Search and Replace in Large Files

2020-04-11

The other day I had to prepare a very large data source before importing it into the database. So here is a nice tool to help you with this kind of task that your IDE might refuse to do for you.

The tool I want to show to you today is the command line tool sed. In short it is a tool to search and replace with an easy syntax. Out of the box it works with input streams and files alike, what makes it easy to work with it in a chain of commands.

The data source I had to update was a list of airports (opens new window) from openflights.org (opens new window). Unfortunately Sublime-Text refused to execute the regular expression I tried to execute on the file, so I had to find something else.

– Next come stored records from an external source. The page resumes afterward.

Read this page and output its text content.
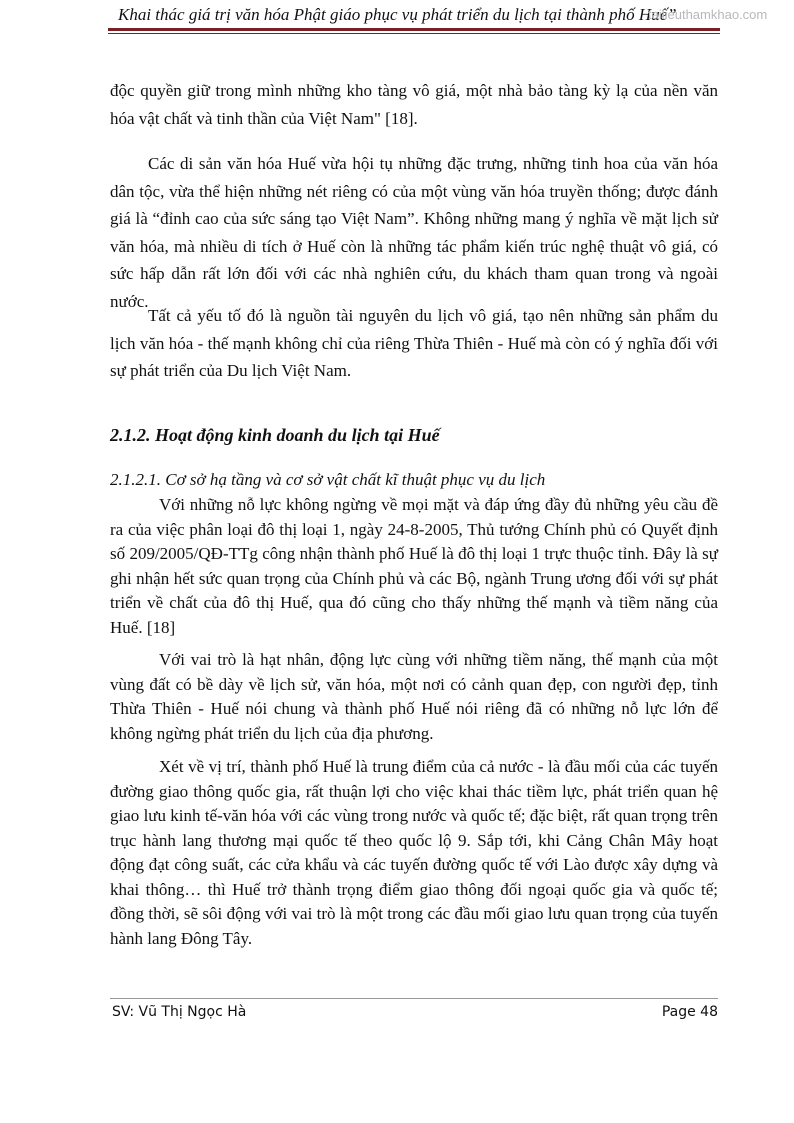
Khai thác giá trị văn hóa Phật giáo phục vụ phát triển du lịch tại thành phố Huế”
tailieuthamkhao.com
độc quyền giữ trong mình những kho tàng vô giá, một nhà bảo tàng kỳ lạ của nền văn hóa vật chất và tinh thần của Việt Nam" [18].
Các di sản văn hóa Huế vừa hội tụ những đặc trưng, những tinh hoa của văn hóa dân tộc, vừa thể hiện những nét riêng có của một vùng văn hóa truyền thống; được đánh giá là “đỉnh cao của sức sáng tạo Việt Nam”. Không những mang ý nghĩa về mặt lịch sử văn hóa, mà nhiều di tích ở Huế còn là những tác phẩm kiến trúc nghệ thuật vô giá, có sức hấp dẫn rất lớn đối với các nhà nghiên cứu, du khách tham quan trong và ngoài nước.
Tất cả yếu tố đó là nguồn tài nguyên du lịch vô giá, tạo nên những sản phẩm du lịch văn hóa - thế mạnh không chỉ của riêng Thừa Thiên - Huế mà còn có ý nghĩa đối với sự phát triển của Du lịch Việt Nam.
2.1.2. Hoạt động kinh doanh du lịch tại Huế
2.1.2.1. Cơ sở hạ tầng và cơ sở vật chất kĩ thuật phục vụ du lịch
Với những nỗ lực không ngừng về mọi mặt và đáp ứng đầy đủ những yêu cầu đề ra của việc phân loại đô thị loại 1, ngày 24-8-2005, Thủ tướng Chính phủ có Quyết định số 209/2005/QĐ-TTg công nhận thành phố Huế là đô thị loại 1 trực thuộc tỉnh. Đây là sự ghi nhận hết sức quan trọng của Chính phủ và các Bộ, ngành Trung ương đối với sự phát triển về chất của đô thị Huế, qua đó cũng cho thấy những thế mạnh và tiềm năng của Huế. [18]
Với vai trò là hạt nhân, động lực cùng với những tiềm năng, thế mạnh của một vùng đất có bề dày về lịch sử, văn hóa, một nơi có cảnh quan đẹp, con người đẹp, tỉnh Thừa Thiên - Huế nói chung và thành phố Huế nói riêng đã có những nỗ lực lớn để không ngừng phát triển du lịch của địa phương.
Xét về vị trí, thành phố Huế là trung điểm của cả nước - là đầu mối của các tuyến đường giao thông quốc gia, rất thuận lợi cho việc khai thác tiềm lực, phát triển quan hệ giao lưu kinh tế-văn hóa với các vùng trong nước và quốc tế; đặc biệt, rất quan trọng trên trục hành lang thương mại quốc tế theo quốc lộ 9. Sắp tới, khi Cảng Chân Mây hoạt động đạt công suất, các cửa khẩu và các tuyến đường quốc tế với Lào được xây dựng và khai thông… thì Huế trở thành trọng điểm giao thông đối ngoại quốc gia và quốc tế; đồng thời, sẽ sôi động với vai trò là một trong các đầu mối giao lưu quan trọng của tuyến hành lang Đông Tây.
SV: Vũ Thị Ngọc Hà	Page 48
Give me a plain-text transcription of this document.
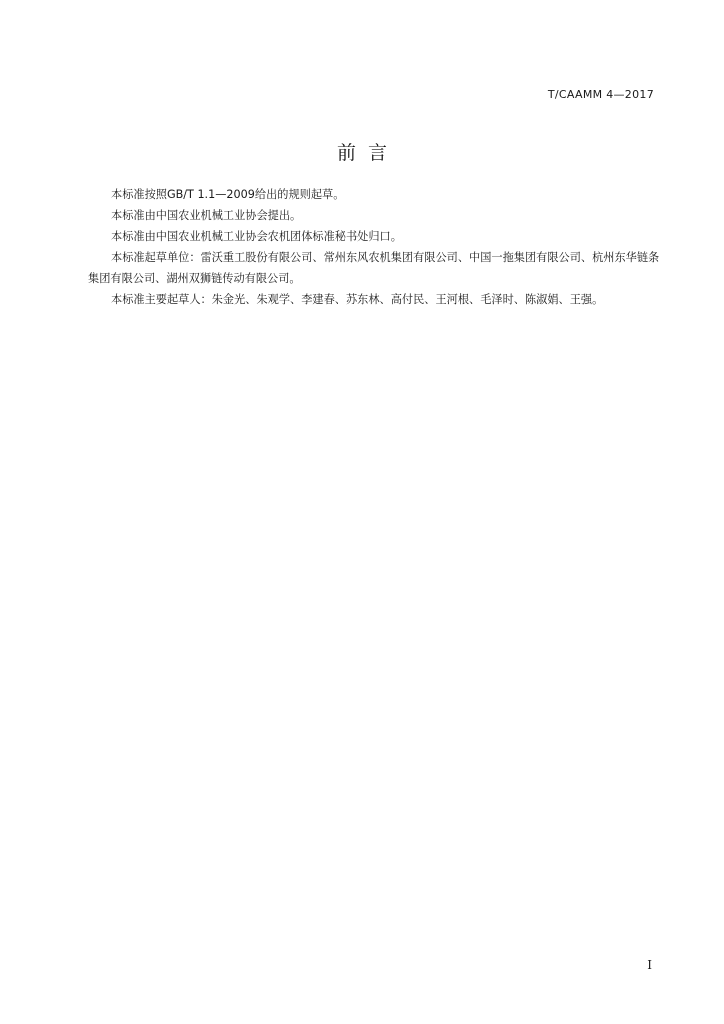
T/CAAMM 4—2017
前言

本标准按照GB/T 1.1—2009给出的规则起草。

本标准由中国农业机械工业协会提出。

本标准由中国农业机械工业协会农机团体标准秘书处归口。

本标准起草单位：雷沃重工股份有限公司、常州东风农机集团有限公司、中国一拖集团有限公司、杭州东华链条集团有限公司、湖州双狮链传动有限公司。

本标准主要起草人：朱金光、朱观学、李建春、苏东林、高付民、王河根、毛泽时、陈淑娟、王强。

I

Of course the tool I used in the end was sed. Here are some examples to show how it works.

sed 's/search/repalce/g' input.txt

This command will search for search in the input.txt file and replace it with replace. Note that this will just return the output back to the standard output. Use the -i flag to write back to the input file.

sed -i 's/search/repalce/g' input.txt

As you can see, sed uses regular expressions to search and replace.

Here is a more useful example of sed in action. The following command will replace all empty lines in the file input file.

sed -i '/^$/d' input.txt

What I had to do on the list of airports from openflights.org, was to remove all entries that are not located in Europe. Fortunately for me, the timezone of the airports is also available in the list of airports. So I could remove all entries that do not have the string Europe in it. And this is how this can be done with sed.

sed -i '/Europe/!d' input.txt

As you can see, sed is a nice little command to add to your toolbox. Have some fun with it 😁